Thunk leaks are a major cause of unpredictable memory usage in Haskell
programs; a common cause of thunk leaks is lazy fields in data
structures. There are some cases where lazy fields are required, but
in the cases that they are not required consider “making invalid
laziness unrepresentable” using strictness annotations and a strict
data types library like
strict
or
strict-wrapper
.
This practice might eliminate a substantial proportion of your thunk
leaks!
Although strict-wrapper
provides a convenient strict version of
“small” types like tuples, eithers and maybes, it is not clear what
can be done for “large” data structures like lists and maps.
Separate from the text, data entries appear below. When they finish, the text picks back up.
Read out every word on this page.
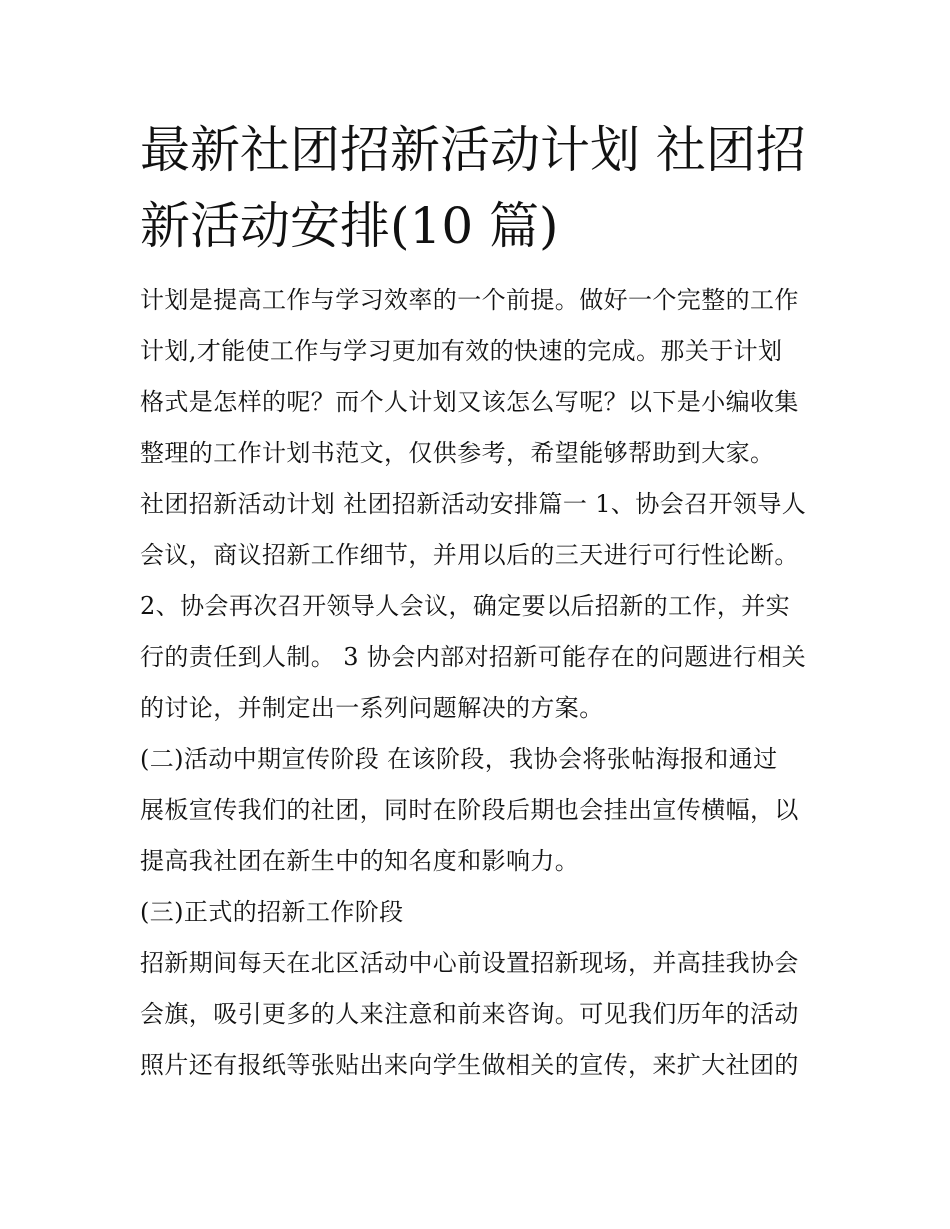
最新社团招新活动计划 社团招
新活动安排(10 篇)
计划是提高工作与学习效率的一个前提。做好一个完整的工作
计划,才能使工作与学习更加有效的快速的完成。那关于计划
格式是怎样的呢？而个人计划又该怎么写呢？以下是小编收集
整理的工作计划书范文，仅供参考，希望能够帮助到大家。
社团招新活动计划 社团招新活动安排篇一 1、协会召开领导人
会议，商议招新工作细节，并用以后的三天进行可行性论断。
2、协会再次召开领导人会议，确定要以后招新的工作，并实
行的责任到人制。 3 协会内部对招新可能存在的问题进行相关
的讨论，并制定出一系列问题解决的方案。
(二)活动中期宣传阶段 在该阶段，我协会将张帖海报和通过
展板宣传我们的社团，同时在阶段后期也会挂出宣传横幅，以
提高我社团在新生中的知名度和影响力。
(三)正式的招新工作阶段
招新期间每天在北区活动中心前设置招新现场，并高挂我协会
会旗，吸引更多的人来注意和前来咨询。可见我们历年的活动
照片还有报纸等张贴出来向学生做相关的宣传，来扩大社团的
Converting the lazy form of a large data structure into the strict
form requires walking the whole structure, so one cannot do better
than a deepseq
. If one wants a spine strict alternative to a list
perhaps it is best just to directly use a
Seq
,
Vector
or
Array
,
and if one wants a spine and value strict alternative then perhaps
Vector.Unboxed
or
UArray
are the right choices.
I believe that Yaron Minsky coined the phrase “make illegal states unrepresentable”, in The Monad.Reader, Issue 7 (April 30, 2007). I mildly prefer talking about “valid” states than “legal” ones.↩︎
barring unlifted data types, which are out of scope for this discussion and this library.↩︎